FAMILY RHYME: In “family rhyme," rhyming is based on phonetic similarities. For the sake of contrast, consider what most people consider "normal" rhymes. In common perception, the rhyming syllables must have the same vowel sounds, and the consonant sounds after the vowel (if any do appear) must also have the same sounds, and the rhyming syllables typically begin differently. However, in family rhyme, the poet tries to replace one phoneme with a member of the same phonetic family. So, a plosive like b, d, g, p, t, and k will “rhyme” with another plosive. A fricative like v, TH, z, zh, j, f, th, s, sh, or ch, will “rhyme” with another fricative. Finally, a nasal like m, n, or ng will “rhyme” with another nasal. Thus, in family rhyme, the following words would be considered rhymes with each other: cut/pluck, rich/fish, fun/rung. Often the term “half-rhyme” is used loosely and interchangeably for family rhyme.
FANCY: Before the 19th Century, the word fancy meant roughly the same thing as imagination as opposed to the mental processes of reason, logic, and memory. The Romantic poets, however, made a pivotal distinction between the two terms that proved integral in their theories of creativity. They used fancy to refer to the mental process in which memories or sensory perceptions are jumbled together to create new chimerical ideas. This process was similar but inferior to the higher mental faculty of imagination, which in its highest form, would create completely new ideas and entirely novel images rather than merely reassemble memories and sensory impressions in a different combination. Coleridge, in chapter thirteen of Biographia Literaria (1817), suggests that "Fancy . . . has no other counters to play with, but fixities and definites. The Fancy is indeed no other than a mode of Memory emancipated from the order of time and space." The fancy was limited to taking already-assembled ideas, images, and memories, and then reassembling them without altering or improving the components. Imagination, however, produced truly original work. Imagination was seen as (as Coleridge says) "essentially vital," functioning less like the Fancy's mechanical sorting and instead growing in a more organic manner. He claims imagination "generates and produces forms of its own," and it is capable of merging opposites together in a new synthesis. He claims: "imagination . . . reveals itself in the balance or reconciliation of opposite or discordant qualities of sameness, with difference; of the general, with the concrete; the idea, with the image" [sic]. Hence, imagination assimilates unlike things to create a new unity.
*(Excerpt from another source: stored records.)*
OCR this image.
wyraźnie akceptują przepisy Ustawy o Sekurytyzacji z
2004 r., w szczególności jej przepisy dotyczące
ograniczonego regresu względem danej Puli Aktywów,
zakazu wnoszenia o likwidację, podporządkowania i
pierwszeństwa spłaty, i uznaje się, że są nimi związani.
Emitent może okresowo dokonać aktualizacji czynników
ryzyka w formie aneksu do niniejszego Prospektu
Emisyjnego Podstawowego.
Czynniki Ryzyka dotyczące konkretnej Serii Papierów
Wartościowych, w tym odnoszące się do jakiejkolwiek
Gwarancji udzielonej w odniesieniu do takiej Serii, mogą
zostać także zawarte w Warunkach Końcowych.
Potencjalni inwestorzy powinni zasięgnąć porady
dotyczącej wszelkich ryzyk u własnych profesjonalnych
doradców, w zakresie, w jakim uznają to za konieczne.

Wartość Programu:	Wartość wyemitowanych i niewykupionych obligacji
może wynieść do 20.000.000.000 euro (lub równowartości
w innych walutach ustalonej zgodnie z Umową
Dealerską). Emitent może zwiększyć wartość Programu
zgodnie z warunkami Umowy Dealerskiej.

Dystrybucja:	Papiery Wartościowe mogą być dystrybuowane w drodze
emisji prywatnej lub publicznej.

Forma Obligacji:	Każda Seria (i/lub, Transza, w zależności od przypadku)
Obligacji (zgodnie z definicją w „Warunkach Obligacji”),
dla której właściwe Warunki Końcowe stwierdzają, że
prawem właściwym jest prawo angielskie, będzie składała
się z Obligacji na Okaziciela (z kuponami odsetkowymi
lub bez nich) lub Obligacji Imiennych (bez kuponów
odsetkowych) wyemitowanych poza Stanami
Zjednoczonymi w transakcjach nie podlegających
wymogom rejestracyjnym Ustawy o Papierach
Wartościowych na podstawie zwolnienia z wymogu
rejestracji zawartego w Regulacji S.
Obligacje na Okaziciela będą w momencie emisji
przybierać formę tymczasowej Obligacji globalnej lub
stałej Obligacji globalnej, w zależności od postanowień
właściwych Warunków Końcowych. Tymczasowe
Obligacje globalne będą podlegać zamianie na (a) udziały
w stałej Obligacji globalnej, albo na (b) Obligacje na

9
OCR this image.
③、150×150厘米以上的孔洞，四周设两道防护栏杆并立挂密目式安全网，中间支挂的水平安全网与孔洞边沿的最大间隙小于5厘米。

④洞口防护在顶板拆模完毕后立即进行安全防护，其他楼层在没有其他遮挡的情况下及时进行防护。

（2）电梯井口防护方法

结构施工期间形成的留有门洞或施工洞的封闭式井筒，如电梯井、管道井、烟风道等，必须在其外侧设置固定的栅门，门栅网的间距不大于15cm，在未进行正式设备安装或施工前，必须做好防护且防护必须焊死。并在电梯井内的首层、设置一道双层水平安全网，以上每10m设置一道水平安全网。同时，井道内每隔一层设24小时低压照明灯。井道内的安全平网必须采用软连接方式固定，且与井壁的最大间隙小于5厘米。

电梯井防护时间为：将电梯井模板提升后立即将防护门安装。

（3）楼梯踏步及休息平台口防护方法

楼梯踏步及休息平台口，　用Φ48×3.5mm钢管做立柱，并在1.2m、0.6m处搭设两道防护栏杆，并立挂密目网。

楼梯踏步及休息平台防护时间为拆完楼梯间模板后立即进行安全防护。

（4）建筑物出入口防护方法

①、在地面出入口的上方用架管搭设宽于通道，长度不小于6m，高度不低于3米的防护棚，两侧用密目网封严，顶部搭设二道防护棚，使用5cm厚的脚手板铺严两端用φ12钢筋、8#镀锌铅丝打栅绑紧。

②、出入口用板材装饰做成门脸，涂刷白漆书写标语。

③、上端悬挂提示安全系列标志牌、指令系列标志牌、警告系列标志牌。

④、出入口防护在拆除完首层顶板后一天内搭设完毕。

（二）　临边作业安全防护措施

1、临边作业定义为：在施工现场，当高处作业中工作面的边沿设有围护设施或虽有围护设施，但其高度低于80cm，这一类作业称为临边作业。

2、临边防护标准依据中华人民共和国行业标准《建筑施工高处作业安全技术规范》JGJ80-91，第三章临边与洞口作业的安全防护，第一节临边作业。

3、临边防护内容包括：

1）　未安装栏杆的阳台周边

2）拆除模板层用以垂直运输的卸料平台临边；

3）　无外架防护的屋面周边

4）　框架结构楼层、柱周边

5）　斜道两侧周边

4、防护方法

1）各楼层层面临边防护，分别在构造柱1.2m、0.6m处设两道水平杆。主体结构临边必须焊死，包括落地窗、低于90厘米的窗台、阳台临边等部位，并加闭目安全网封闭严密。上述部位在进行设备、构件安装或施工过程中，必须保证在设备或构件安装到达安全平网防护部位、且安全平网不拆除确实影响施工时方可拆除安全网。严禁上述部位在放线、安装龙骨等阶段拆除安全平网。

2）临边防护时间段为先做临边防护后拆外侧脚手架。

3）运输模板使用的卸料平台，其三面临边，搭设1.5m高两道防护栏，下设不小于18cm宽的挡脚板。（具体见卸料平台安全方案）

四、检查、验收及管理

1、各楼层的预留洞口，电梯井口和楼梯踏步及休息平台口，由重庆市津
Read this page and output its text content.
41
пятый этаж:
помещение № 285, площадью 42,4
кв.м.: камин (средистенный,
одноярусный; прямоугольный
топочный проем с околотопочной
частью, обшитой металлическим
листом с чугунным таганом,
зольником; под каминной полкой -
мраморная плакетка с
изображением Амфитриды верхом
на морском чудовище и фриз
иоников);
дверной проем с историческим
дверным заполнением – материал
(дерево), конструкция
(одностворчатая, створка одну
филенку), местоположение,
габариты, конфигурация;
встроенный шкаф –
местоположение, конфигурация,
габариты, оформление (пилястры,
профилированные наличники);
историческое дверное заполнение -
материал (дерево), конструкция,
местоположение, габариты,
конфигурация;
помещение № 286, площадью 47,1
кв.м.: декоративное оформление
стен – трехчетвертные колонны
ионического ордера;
This unity would be constituted of living, interdependent parts that could not function in a literary manner independent from the organic form of the whole, an idea that proved quite important to the New Critics of the early twentieth-century.
Many lesser critics of the late 19th Century misunderstood Coleridge, and they used the word fancy in reference to the process of producing a light-hearted, simple, or fanciful poetry and reserve the term imagination for more serious, passionate, or intense poetry. However, for the original Romantic critics and poets, the distinction in terminology marked two different types of creativity. They valued imaginative creativity more than fanciful creativity regardless of whether the poetry was serious or light-hearted.
FANTASY LITERATURE: Any literature that is removed from reality--especially poems, books, or short narratives set in nonexistent worlds, such as an elvish kingdom, on the moon, in Pellucidar (the hollow center of the earth), or in alternative versions of the historical world--such as a version of London where vampires or sorcerers have seized control of parliament. The characters are often something other than humans, or human characters may interact with nonhuman characters such as trolls, dragons, munchkins, kelpies, etc. Examples include J. R. R. Tolkien's synthetic histories in The Silmarilion, Michael Moorcock's The Dreaming City, or the books in Stephen R. Donaldson's series, The Chronicles of Thomas Covenant the Unbeliever. See also escapist literature. Contrast with magic realism, science fiction and speculative fiction.
FANTASY NOVEL: Any novel that is removed from reality--especially those novels set in nonexistent worlds, such as an elvish kingdom, on the moon, in Pellucidar (the hollow center of the earth), or in alternative versions of the historical world--such as a version of London where vampires or sorcerers have seized control of parliament. The characters are often something other than humans, or human characters may interact with nonhuman characters such as trolls, dragons, munchkins, kelpies, etc. Examples include J. R. R. Tolkien's The Hobbit, Ursula LeGuin's A Wizard of Earthsea, Michael Moorcock's The Dreaming City, or T. H. White's The Once and Future King. See also escapist literature. Contrast with magic realism, science fiction and speculative fiction.
FARCE (from Latin Farsus, "stuffed"): A farce is a form of low comedy designed to provoke laughter through highly exaggerated caricatures of people in improbable or silly situations. Traits of farce include (1) physical bustle such as slapstick, (2) sexual misunderstandings and mix-ups, and (3) broad verbal humor such as puns. Many literary critics (especially in the Victorian period) have tended to view farce as inferior to "high comedy" that involves brilliant dialogue. Many of Shakespeare's early works, such as The Taming of the Shrew, are considered farces. Contrast with comedy of manners.